А Мириам не подозревала в эту минуту о коварстве Гильермо, а может быть, просто решила немного отдохнуть, или поддаться самообману, или немного отступить. Она снова начала напевать, но очень скоро пение оборвалось, и началось понятно что. Прошло довольно много времени, гораздо больше, чем нужно любовникам для молчаливого примирения в постели. Я подумал, что они, наверное, отдыхали. Видимо, так оно и было, и они просто лежали молча, или Мириам была погружена в свои мысли и задумчиво напевала, время от времени прерывая пение, как напевает, сам того не замечая, человек, который неторопливо и спокойно моется под душем или ласкает кого-то (ребенка, например, для которого и поет). И напевала она вот что: «Неправда, моя теща, йен, йен, йен, это мы играем, йен, йен, йен, она меня ласкает, йен, йен, йен».
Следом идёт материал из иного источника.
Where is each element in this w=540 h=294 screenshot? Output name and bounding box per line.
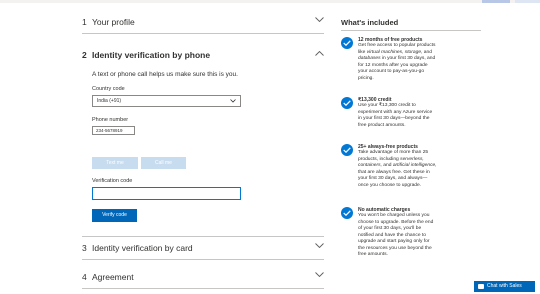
step-title: Agreement bbox=[92, 272, 134, 282]
text-me-button[interactable]: Text me bbox=[92, 157, 138, 169]
country-code-select[interactable]: India (+91) bbox=[92, 95, 241, 107]
divider bbox=[82, 236, 324, 237]
banner-fragment bbox=[482, 0, 510, 3]
step-identity-card[interactable]: 3 Identity verification by card bbox=[82, 243, 324, 259]
step-number: 4 bbox=[82, 272, 87, 282]
text-me-label: Text me bbox=[106, 160, 124, 166]
text-run: serverless, bbox=[400, 156, 424, 162]
step-number: 1 bbox=[82, 17, 87, 27]
text-run: in your first 30 days, and bbox=[380, 56, 436, 61]
verification-code-input[interactable] bbox=[92, 187, 241, 200]
call-me-button[interactable]: Call me bbox=[141, 157, 186, 169]
banner-fragment bbox=[515, 0, 540, 3]
text-run: like bbox=[358, 49, 367, 55]
signup-steps: 1 Your profile 2 Identity verification b… bbox=[0, 0, 330, 294]
step-your-profile[interactable]: 1 Your profile bbox=[82, 17, 324, 33]
text-run: and bbox=[381, 163, 393, 168]
divider bbox=[82, 33, 324, 34]
divider bbox=[82, 259, 324, 260]
chat-with-sales-button[interactable]: Chat with Sales bbox=[474, 281, 535, 292]
benefit-description: Get free access to popular products like… bbox=[358, 43, 481, 82]
divider bbox=[341, 30, 481, 31]
country-code-label: Country code bbox=[92, 86, 125, 92]
phone-number-value: 234-5678919 bbox=[96, 128, 123, 133]
text-line: pricing. bbox=[358, 75, 374, 81]
chat-with-sales-label: Chat with Sales bbox=[487, 283, 522, 289]
call-me-label: Call me bbox=[155, 160, 172, 166]
verify-code-label: Verify code bbox=[102, 212, 127, 218]
phone-number-input[interactable]: 234-5678919 bbox=[92, 126, 135, 135]
benefit-description: Take advantage of more than 25 products,… bbox=[358, 150, 481, 189]
verification-code-label: Verification code bbox=[92, 178, 133, 184]
text-run: databases bbox=[358, 56, 381, 61]
identity-description: A text or phone call helps us make sure … bbox=[92, 71, 238, 78]
text-run: virtual machines, storage, bbox=[366, 49, 423, 55]
text-run: artificial intelligence, bbox=[392, 163, 437, 168]
step-identity-phone[interactable]: 2 Identity verification by phone bbox=[82, 50, 324, 66]
chevron-down-icon bbox=[315, 271, 324, 280]
text-line: once you choose to upgrade. bbox=[358, 182, 422, 188]
panel-title: What's included bbox=[341, 18, 399, 27]
benefit-description: Use your ₹13,300 credit to experiment wi… bbox=[358, 103, 481, 129]
benefit-description: You won't be charged unless you choose t… bbox=[358, 213, 481, 259]
step-number: 3 bbox=[82, 243, 87, 253]
text-line: free product amounts. bbox=[358, 122, 406, 128]
step-title: Identity verification by card bbox=[92, 243, 193, 253]
checkmark-circle-icon bbox=[341, 37, 353, 49]
text-run: containers, bbox=[358, 163, 382, 168]
country-code-value: India (+91) bbox=[97, 98, 122, 104]
step-title: Identity verification by phone bbox=[92, 50, 211, 60]
chevron-down-icon bbox=[230, 96, 236, 108]
text-run: products, including bbox=[358, 156, 401, 162]
text-run: and bbox=[422, 49, 432, 55]
phone-number-label: Phone number bbox=[92, 117, 129, 123]
checkmark-circle-icon bbox=[341, 207, 353, 219]
step-agreement[interactable]: 4 Agreement bbox=[82, 272, 324, 288]
text-line: free amounts. bbox=[358, 252, 388, 257]
step-number: 2 bbox=[82, 50, 87, 60]
checkmark-circle-icon bbox=[341, 144, 353, 156]
step-title: Your profile bbox=[92, 17, 135, 27]
verify-code-button[interactable]: Verify code bbox=[92, 209, 137, 222]
chevron-up-icon bbox=[315, 49, 324, 58]
chevron-down-icon bbox=[315, 242, 324, 251]
checkmark-circle-icon bbox=[341, 97, 353, 109]
divider bbox=[82, 288, 324, 289]
chevron-down-icon bbox=[315, 16, 324, 25]
chat-icon bbox=[478, 284, 484, 289]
При этих словах я вздрогнул. Теперь я точно знал, что когда-то уже слышал эту песенку (мне с самого начала почудилось в ней что-то знакомое, но иногда слышишь и не веришь собственным ушам), и я ощутил легкий жар, похожий на тот, какой был у Луисы в начале болезни, а Мириам продолжала, по-прежнему спокойно и по-прежнему без всякого перехода:
— Если ты ее не убьешь, я покончу с собой. Все равно на тебе будет труп — или ее, или мой.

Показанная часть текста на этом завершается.